Rockefeller, of course, is the man who made headlines in Boston after he kidnapped his young daughter from his ex-wife, and his secret life of false identities and tall tales was revealed. He is currently in prison in Massachusetts for his conviction in that case, but L.A. County prosecutors reportedly want him sent there to be tried on the murder charge.

Read more at: LA Times, Boston GlobeFox 25, and CNN.

August 6, 2010

Probation for sexual assault?

Filed under: law & crime by Victoria Liberty @ 9:03 pm

On Wednesday, 19-year-old Armin Ruzbie pleaded guilty to assault and battery on a former classmate and was sentenced to four years of probation. Apparently, in 2007, Ruzbie entered the 16-year-old male classmate’s room with three friends, pulled his pants down, and sexually assaulted him while yelling at him and videotaping the assault. If he violates his probation, he will face the more serious charge of indecent assault and battery.

Is it just me, or does that sentence not seem harsh enough?

I mean, Clark Rockefeller was sentenced to 4-5 years in jail for kidnapping his daughter, whom he did not hurt, and causing minor injuries to a social worker.
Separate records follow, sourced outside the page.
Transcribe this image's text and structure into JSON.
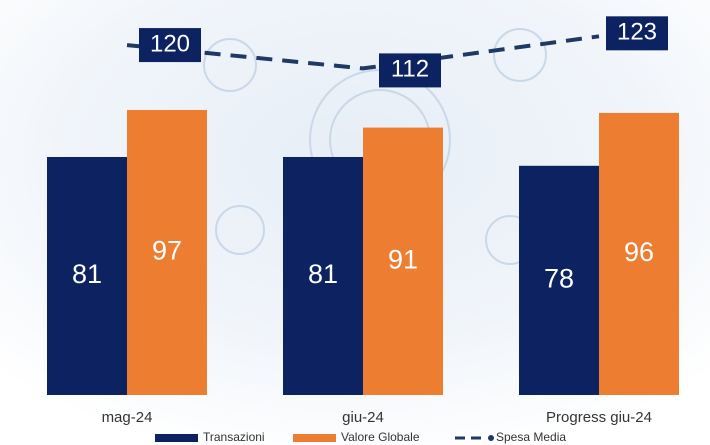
{
  "chart_data": {
    "type": "bar",
    "categories": [
      "mag-24",
      "giu-24",
      "Progress giu-24"
    ],
    "series": [
      {
        "name": "Transazioni",
        "color": "#0d2260",
        "values": [
          81,
          81,
          78
        ]
      },
      {
        "name": "Valore Globale",
        "color": "#ed7d31",
        "values": [
          97,
          91,
          96
        ]
      },
      {
        "name": "Spesa Media",
        "type": "line",
        "axis": "y2",
        "color": "#1f3864",
        "values": [
          120,
          112,
          123
        ]
      }
    ],
    "ylim": [
      0,
      130
    ],
    "y2lim": [
      0,
      131
    ],
    "legend": "bottom"
  }
}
Alexander Pring-Wilson got two years in jail for killing someone in self-defense. People have gone to jail for possessing guns without a license, doing drugs, stealing, and drunk driving. Isn’t sexual assault worse than these things?

Although Ruzbie apologized for the crime and might have become a better person in the years since, what he did was extremely wrong and he deserves to be punished for it. His defense lawyer called the assault a “one minute act of adolescent stupidity.” When I think of stupid things that teenagers sometimes do, I think of silly fashions, cutting class, smoking, driving too fast…but deciding to basically rape a person who is sitting in his room and minding his own business is far beyond stupidity. Anyone who does that deserves a more severe punishment than probation.